Zucchini & Sweet Corn Souffle Tips

Why is my corn souffle runny?

If your corn souffle is runny, the first place to look is the zucchini, which has a high water content. You may have been tempted to skip the first step to cut down on salt—don't! The sodium brings moisture to the surface so it can drain properly. Then, make sure you've dried the zucchini well with paper towels.

Or, the culprit could be the corn; make sure you drained it well after blanching. To be extra sure, blot the kernels with a paper towel after you've cut them off the cob. You can also omit the blanching step—it makes the kernels easier to remove from the cob, but isn't strictly necessary. (Did you know you can use a bundt pan for cutting kernels off a corn cob? Learn this and other sweet corn tricks).

Finally, make sure your egg whites are stiff—you want them to add air to the souffle, not liquid.
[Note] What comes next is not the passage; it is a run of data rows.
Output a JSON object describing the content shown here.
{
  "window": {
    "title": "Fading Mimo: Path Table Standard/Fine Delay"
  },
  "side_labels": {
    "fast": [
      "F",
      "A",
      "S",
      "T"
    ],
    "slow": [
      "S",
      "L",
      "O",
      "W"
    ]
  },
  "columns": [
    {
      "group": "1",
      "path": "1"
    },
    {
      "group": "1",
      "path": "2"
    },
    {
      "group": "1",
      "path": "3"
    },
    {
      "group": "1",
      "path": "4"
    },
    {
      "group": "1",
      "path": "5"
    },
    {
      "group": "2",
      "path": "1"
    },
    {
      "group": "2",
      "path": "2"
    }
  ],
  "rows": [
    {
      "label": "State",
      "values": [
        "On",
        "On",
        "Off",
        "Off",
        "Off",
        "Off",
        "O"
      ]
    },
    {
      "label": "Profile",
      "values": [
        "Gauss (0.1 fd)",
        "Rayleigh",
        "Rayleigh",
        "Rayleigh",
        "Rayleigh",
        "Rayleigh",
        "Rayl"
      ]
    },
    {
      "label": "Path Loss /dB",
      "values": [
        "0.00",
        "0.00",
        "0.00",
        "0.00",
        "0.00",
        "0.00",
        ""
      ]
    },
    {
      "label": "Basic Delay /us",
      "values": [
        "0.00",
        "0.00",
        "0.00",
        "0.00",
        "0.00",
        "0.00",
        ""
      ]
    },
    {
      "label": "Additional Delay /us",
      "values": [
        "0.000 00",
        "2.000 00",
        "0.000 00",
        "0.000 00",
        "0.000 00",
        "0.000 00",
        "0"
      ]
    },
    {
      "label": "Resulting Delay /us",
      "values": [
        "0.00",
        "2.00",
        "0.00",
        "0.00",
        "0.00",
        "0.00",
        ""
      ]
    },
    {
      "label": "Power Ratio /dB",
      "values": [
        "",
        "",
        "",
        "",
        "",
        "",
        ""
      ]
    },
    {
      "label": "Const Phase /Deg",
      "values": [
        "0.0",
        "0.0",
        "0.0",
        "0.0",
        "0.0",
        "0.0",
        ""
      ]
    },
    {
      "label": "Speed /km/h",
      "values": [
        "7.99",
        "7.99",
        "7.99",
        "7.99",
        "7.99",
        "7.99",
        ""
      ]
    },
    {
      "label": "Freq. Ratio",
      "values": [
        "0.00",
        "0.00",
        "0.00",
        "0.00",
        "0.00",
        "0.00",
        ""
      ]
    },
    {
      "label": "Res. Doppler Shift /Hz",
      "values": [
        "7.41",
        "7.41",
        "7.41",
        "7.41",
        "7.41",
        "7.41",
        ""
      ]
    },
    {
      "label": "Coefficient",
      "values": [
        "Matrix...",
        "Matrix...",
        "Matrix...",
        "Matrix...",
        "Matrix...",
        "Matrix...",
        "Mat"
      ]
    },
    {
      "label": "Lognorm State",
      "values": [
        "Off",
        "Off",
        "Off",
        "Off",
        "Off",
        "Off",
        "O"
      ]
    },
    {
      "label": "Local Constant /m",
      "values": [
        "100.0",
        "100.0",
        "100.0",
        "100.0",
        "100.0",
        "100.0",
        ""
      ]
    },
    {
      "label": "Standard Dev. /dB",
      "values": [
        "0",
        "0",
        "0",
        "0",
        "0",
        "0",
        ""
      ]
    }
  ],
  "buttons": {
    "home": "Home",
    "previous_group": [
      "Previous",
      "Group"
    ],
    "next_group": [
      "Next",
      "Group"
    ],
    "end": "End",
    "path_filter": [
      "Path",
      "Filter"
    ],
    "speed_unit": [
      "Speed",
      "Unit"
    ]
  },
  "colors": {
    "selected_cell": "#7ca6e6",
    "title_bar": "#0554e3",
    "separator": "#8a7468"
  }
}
Can corn souffle be frozen?

Souffles are famous for being a "serve immediately" dish, and it's true souffles start deflating almost as soon as they come out of the oven. But souffles can be prepared in advance—especially savory souffles, which have more substance than sweet varieties. (If you want to try your hand at a sweet souffle, start with classic chocolate).

The best option for freezing a corn souffle is before baking. Prepare the batter, load up the baking dish, then cover it in foil and freeze for up to a month. To use, remove the foil and follow the recipe's instructions for baking temperatures. The baking time for frozen souffle is about twice as long as for fresh, so factor that into your planning.

Once a corn souffle is baked, it's best eaten the same day. However, leftovers keep in the refrigerator for a couple of days—just be sure to reheat it in the oven, not the microwave. Microwaving a souffle cooks it into something resembling scrambled eggs! You may be surprised to find out how many foods freeze well; our guide to freezing food will help.

Do you need a souffle dish to make souffle?

You don't have to have a souffle dish. You can use a regular baking dish—with some caveats. Since the whole idea of a souffle is that it will rise significantly, make sure your dish is deep to avoid spillover. This recipe calls for a 2-1/2-quart souffle dish; if you're using a 2- or 3-quart baking dish, the sides should be at least 3 inches high. The sides of the dish should also be straight; a souffle needs straight walls to climb properly.

Research contributed by Hazel Wheaton, Taste of Home Book Editor

Nutrition Facts

1 serving: 178 calories, 12g fat (7g saturated fat), 152mg cholesterol, 599mg sodium, 10g carbohydrate (3g sugars, 1g fiber), 8g protein.